IP-based delivery is light-years ahead of where it was just a few years ago, but as more and more consumers develop an appetite for “higher- and higher-quality” video, the widening data stream continues to push the performance limits of every platform. Advertisers and investors understand the value of reaching a gargantuan audience, but they also – rightly – seek assurances that viewers are getting an experience that supports their business objectives. A best-effort IP-based delivery means that there’s no guarantee that the end result will meet any quality metrics, or that the stream will even be successful.

Dan Rayburn, streaming video analyst at Frost & Sullivan, pointed out a common problem with live streaming in a recent interview with Fast Company: there are so many potential failure points, solving for them all is an expensive proposition that most services don’t account for.  “When a backup doesn’t kick in, or you don’t have it, or you haven’t planned for it, or you don’t want to spend the money for it, well, your live event’s going to go down,” said Rayburn. Accountability for streaming quality is still a challenge. It’s one thing to talk about how many people tuned in to a streaming event, and another thing entirely to talk about lag, buffering, or streams that were lost entirely.
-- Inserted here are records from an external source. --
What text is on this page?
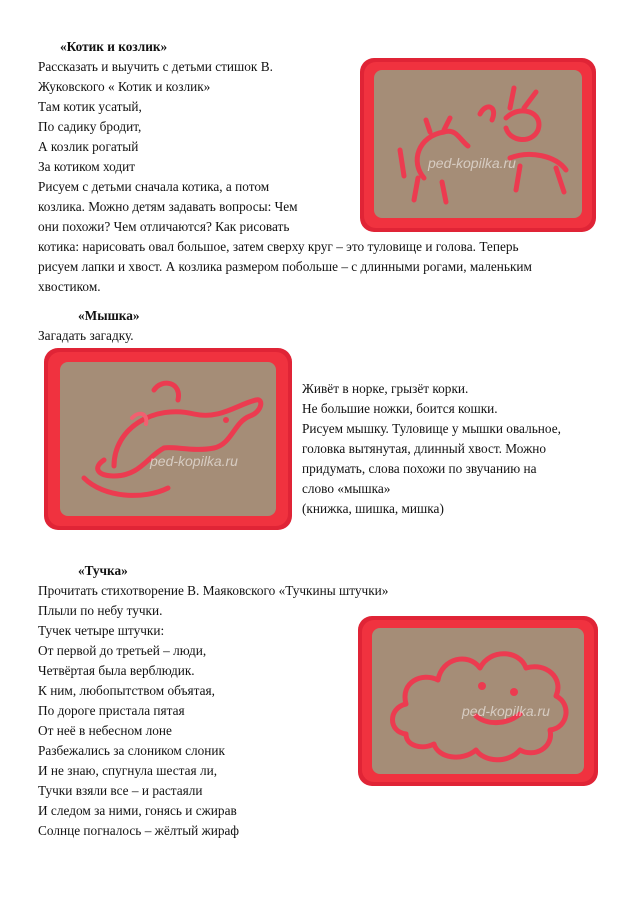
«Котик и козлик»
Рассказать и выучить с детьми стишок В.
Жуковского « Котик и козлик»
Там котик усатый,
По садику бродит,
А козлик рогатый
За котиком ходит
Рисуем с детьми сначала котика, а потом
козлика. Можно детям задавать вопросы: Чем
они похожи? Чем отличаются? Как рисовать
котика: нарисовать овал большое, затем сверху круг – это туловище и голова. Теперь
рисуем лапки и хвост. А козлика размером побольше – с длинными рогами, маленьким
хвостиком.
ped-kopilka.ru
«Мышка»
Загадать загадку.
ped-kopilka.ru
Живёт в норке, грызёт корки.
Не большие ножки, боится кошки.
Рисуем мышку. Туловище у мышки овальное,
головка вытянутая, длинный хвост. Можно
придумать, слова похожи по звучанию на
слово «мышка»
(книжка, шишка, мишка)
«Тучка»
Прочитать стихотворение В. Маяковского «Тучкины штучки»
Плыли по небу тучки.
Тучек четыре штучки:
От первой до третьей – люди,
Четвёртая была верблюдик.
К ним, любопытством объятая,
По дороге пристала пятая
От неё в небесном лоне
Разбежались за слоником слоник
И не знаю, спугнула шестая ли,
Тучки взяли все – и растаяли
И следом за ними, гонясь и сжирав
Солнце погналось – жёлтый жираф
ped-kopilka.ru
Broadcast, on the other hand, provides the availability and reliability that consumers have relied upon since the first days of live television. It’s that straightforward, low-latency, consistent quality that digital delivery is benchmarked against. When millions of dollars (or more) are on the line, it can be an exceptionally costly corner to cut.
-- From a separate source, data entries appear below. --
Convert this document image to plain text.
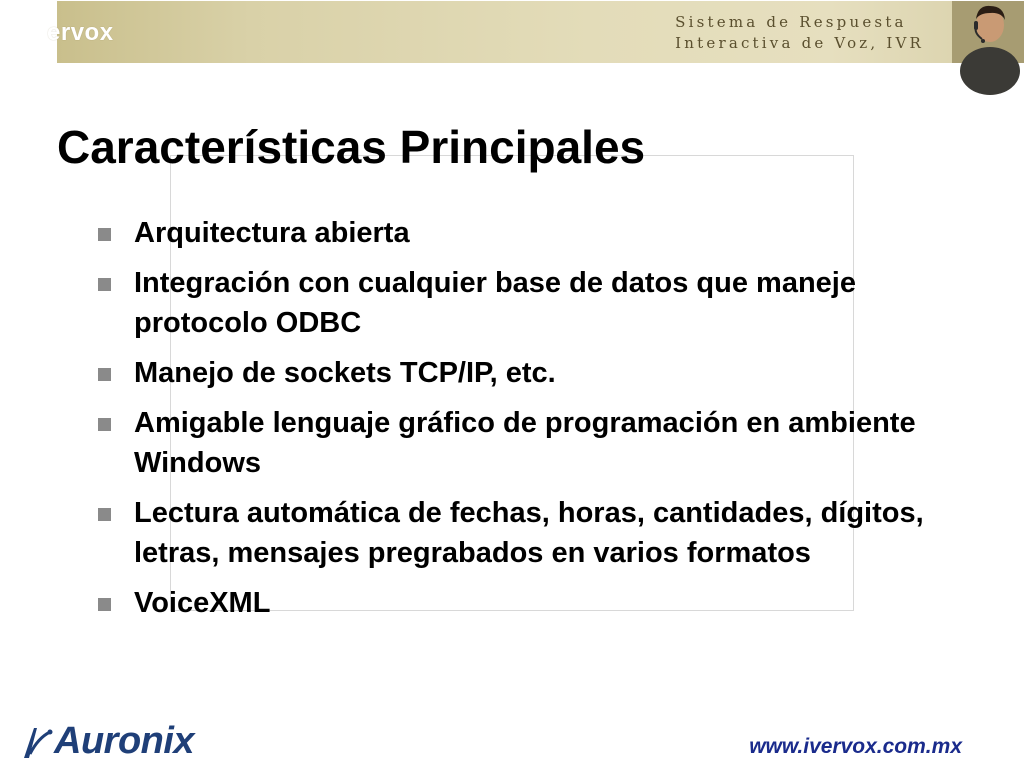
ervox	Sistema de Respuesta
Interactiva de Voz, IVR
Características Principales
Arquitectura abierta
Integración con cualquier base de datos que maneje protocolo ODBC
Manejo de sockets TCP/IP, etc.
Amigable lenguaje gráfico de programación en ambiente Windows
Lectura automática de fechas, horas, cantidades, dígitos, letras, mensajes pregrabados en varios formatos
VoiceXML
Auronix	www.ivervox.com.mx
The satellite-forward, service-first model

The best delivery architecture is one that leverages the strengths of broadcast and digital into a seamless multi-platform workflow – piloted by expert event engineers who plan every transmission and quarterback the communication from start to finish.  Look at it this way:

  • IP-only: lower cost, complex failsafes required, “best effort” performance
  • Broadcast: more expensive, rock-solid best practices, high availability and reliability
  • Strategic use of both: trusted, cost-effective performance that supports both linear television and cloud experiences

It’s impossible to overstate the value that an experienced team brings to a top-tier live event; not just in overall quality, but in cost savings as well. A complex live-streaming event, such as a high-profile awards show, is a great example. There are cameras everywhere: the red carpet and interview areas out front, around the audience, the main stage, backstage, etc.
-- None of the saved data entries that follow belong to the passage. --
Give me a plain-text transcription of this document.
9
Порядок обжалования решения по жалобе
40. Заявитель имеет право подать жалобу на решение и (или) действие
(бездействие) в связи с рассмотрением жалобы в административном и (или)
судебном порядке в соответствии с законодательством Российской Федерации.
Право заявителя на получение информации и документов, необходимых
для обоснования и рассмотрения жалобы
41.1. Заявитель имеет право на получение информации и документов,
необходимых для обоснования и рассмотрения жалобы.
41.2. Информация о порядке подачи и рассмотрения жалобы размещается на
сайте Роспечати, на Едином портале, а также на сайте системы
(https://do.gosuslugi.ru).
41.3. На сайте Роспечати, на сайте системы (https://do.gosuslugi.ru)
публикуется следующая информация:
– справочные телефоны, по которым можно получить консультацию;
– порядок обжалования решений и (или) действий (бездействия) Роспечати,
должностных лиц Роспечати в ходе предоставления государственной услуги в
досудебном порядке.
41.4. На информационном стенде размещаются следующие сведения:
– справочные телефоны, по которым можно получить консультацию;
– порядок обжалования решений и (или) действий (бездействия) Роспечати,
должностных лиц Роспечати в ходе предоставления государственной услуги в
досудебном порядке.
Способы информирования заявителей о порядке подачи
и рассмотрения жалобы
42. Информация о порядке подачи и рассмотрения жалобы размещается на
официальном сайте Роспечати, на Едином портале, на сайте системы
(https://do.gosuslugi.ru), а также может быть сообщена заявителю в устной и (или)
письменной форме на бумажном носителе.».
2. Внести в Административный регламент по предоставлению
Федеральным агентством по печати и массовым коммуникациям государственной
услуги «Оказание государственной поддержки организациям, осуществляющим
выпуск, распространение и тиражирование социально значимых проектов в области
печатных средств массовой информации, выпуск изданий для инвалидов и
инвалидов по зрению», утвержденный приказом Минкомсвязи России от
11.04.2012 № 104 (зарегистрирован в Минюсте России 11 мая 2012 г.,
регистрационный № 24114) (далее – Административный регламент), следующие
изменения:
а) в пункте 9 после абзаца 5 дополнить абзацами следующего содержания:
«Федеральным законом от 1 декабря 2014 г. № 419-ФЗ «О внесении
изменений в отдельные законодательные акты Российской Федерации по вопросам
  • A well-planned and executed event will map out all redundancy paths, but also will prioritize the use of broadcast signal. For example, the main stage cameras would be captured via broadcast to ensure quality, but ancillary feeds could be digital-only, saving costs.
  • Satellite and digital captures are then converged into a master control so that the complete program can be compiled, encoded, and distributed across platforms.

“Simulated” live events open up more possibilities

The hybridized broadcast / digital model is really a best-of-both worlds architecture that not only bakes in the video quality and process redundancy expected of a major live event, it also opens up opportunities to appeal to viewers in new ways. A program can be created that captures the immediacy and advertising allure of a live event, while also incorporating existing video assets into one seamless program. A live studio audience portion, for instance, could be woven into a playlist with sections of non-live material, encoded and then distributed just like a linear television feed. It’s a cost-effective way of producing a special “one night only” event, or a way for a large organization – a coast-to-coast church broadcast, for instance – to maintain a live “feel” with the dependable quality that keeps viewers engaged.

Live programming is going through the roof, with media brands of all stripes working to realize – and monetize – experiences that bring viewers closer to a true “front row experience” than ever before. That said, there are no do-overs in live video; so before the world tunes in, it’s worth the extra planning to ensure that viewers on any platform get the kind of quality that keeps them in their seats.